Da qualche anno si sente parlare di scuola senza voto e un esempio importante a riguardo è sicuramente dato dal Liceo scientifico Morgagni di Roma che da circa sette anni porta avanti questa nuova modalità di fare scuola. Rispetto a questi progetti che pian piano stanno prendendo vita anche in altre parti d’Italia, sul web e non solo, si sono scatenate polemiche da parte di persone contrariate rispetto a questo nuovo approccio alla scuola.
“Nella nostra scuola senza voti gli studenti non studiano per il 6 ma per il gusto di studiare” ha detto Enzo Arte.
Leggendo le parole “senza voto”, probabilmente in molti immaginano una scuola in cui bambini e ragazzi sono liberi di non impegnarsi nello studio, di fare ciò che vogliono e dove gli insegnanti non strutturano un programma didattico e non preparano verifiche scritte e orali. Questo fraintendimento è purtroppo molto spesso generato da quello che viene definito “analfabetismo funzionale”, ovvero l’incapacità di utilizzare efficacemente, tra le altre cose, le abilità di lettura e quindi l’inettitudine a comprendere, valutare e utilizzare le informazioni che si ottengono nella propria quotidianità.
Andando ad approfondire il concetto di “scuola senza voto” si può comprendere che il principio base di questo nuovo modo di pensare la scuola consiste nell’accompagnare l’allievo attraverso una riflessione sul suo percorso scolastico, sui progressi compiuti, sugli errori a cui porre attenzione per migliorarsi. Il voto, parlando di sistema scolastico italiano, è comunque previsto alla conclusione del quadrimestre e alla fine dell’anno. Quello che fa la differenza è la modalità di fare didattica e come ciascun allievo raggiunge i suoi obiettivi.
Molte, troppe persone sono ancorate ad un concetto di scuola che genera ansia, inquietudine e che in molti casi porta nei soggetti poco motivati all’abbandono scolastico e in quelli fragili, nel peggiore dei casi, anche al suicidio.

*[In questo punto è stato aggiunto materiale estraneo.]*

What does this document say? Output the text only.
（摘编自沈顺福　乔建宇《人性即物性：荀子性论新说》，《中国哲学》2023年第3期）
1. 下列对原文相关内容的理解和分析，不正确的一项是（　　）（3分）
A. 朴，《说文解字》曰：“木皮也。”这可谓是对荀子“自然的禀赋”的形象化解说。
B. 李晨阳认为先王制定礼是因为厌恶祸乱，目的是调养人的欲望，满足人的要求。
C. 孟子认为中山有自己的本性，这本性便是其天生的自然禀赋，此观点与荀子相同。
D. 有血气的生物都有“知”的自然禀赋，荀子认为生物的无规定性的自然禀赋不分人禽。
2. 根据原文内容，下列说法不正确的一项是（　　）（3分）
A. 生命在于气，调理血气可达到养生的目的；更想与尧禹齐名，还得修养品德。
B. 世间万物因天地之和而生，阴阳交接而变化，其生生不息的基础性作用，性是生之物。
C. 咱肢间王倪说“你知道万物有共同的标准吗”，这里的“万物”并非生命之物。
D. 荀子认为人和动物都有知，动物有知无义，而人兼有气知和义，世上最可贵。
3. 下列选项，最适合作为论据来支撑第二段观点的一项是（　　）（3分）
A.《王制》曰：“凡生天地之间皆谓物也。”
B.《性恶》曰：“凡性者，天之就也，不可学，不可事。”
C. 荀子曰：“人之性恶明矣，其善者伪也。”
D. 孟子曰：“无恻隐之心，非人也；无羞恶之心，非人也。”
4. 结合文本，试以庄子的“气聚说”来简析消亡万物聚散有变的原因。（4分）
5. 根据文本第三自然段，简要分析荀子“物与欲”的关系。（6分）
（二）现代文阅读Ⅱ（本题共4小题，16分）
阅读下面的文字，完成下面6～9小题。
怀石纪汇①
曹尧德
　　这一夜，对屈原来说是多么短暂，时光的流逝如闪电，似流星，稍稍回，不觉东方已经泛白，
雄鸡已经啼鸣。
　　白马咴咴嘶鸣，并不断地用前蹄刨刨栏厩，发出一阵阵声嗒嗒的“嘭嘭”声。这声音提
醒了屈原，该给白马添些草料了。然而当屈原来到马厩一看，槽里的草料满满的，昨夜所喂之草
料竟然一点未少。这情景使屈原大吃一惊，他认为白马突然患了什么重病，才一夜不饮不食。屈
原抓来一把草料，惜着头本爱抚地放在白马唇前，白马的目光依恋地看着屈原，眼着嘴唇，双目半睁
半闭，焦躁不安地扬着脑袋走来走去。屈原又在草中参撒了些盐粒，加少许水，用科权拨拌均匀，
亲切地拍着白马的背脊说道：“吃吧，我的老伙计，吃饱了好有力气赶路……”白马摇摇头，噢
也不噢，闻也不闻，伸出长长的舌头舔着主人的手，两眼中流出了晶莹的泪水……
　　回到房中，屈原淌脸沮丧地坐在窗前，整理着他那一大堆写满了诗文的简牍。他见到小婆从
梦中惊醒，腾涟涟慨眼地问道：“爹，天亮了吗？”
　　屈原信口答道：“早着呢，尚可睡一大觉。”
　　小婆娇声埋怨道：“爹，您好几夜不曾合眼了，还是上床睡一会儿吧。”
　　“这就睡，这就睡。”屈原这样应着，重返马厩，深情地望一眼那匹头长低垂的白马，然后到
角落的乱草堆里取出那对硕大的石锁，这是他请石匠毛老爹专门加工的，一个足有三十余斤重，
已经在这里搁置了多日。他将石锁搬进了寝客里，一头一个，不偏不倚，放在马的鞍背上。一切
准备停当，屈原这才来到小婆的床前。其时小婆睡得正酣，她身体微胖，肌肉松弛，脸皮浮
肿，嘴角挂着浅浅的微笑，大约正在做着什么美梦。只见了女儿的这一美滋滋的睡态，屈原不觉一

Una scuola senza voto, però, non ha l’obiettivo di generare studenti incapaci di gestire emozioni come il senso di frustrazione o senso di sana competizione, tutt’altro! Questo nuovo modo di concepire la scuola aiuterebbe le nuove generazioni ad avvicinarsi allo studio con maggior serenità e con quell’istinto con cui tutti nasciamo e che è rappresentato dalla curiosità, nella fattispecie, dalla curiosità di conoscere.
Ogni individuo è unico e questa unicità è rappresentata da differenti tempi di apprendimento, da diverse attitudini e modalità di affrontare la realtà anche a livello emotivo. Una scuola senza voto, basata sui principi summenzionati, formerebbe generazioni più consapevoli, più motivate e di conseguenza anche più forti a livello emotivo. Perché tutto ciò avvenga è necessario che gli adulti facciano un grande salto mentale e che non solo comprendano e accettino un nuovo modo di vedere, vivere e fare scuola ma che se ne facciano anche promotori. Si ha bisogno di una scuola che appaghi le esigenze cognitive ed emotive di ciascuno dei nostri bambini e ragazzi i quali, in futuro, potranno divenire adulti in grado di generare un mondo migliore.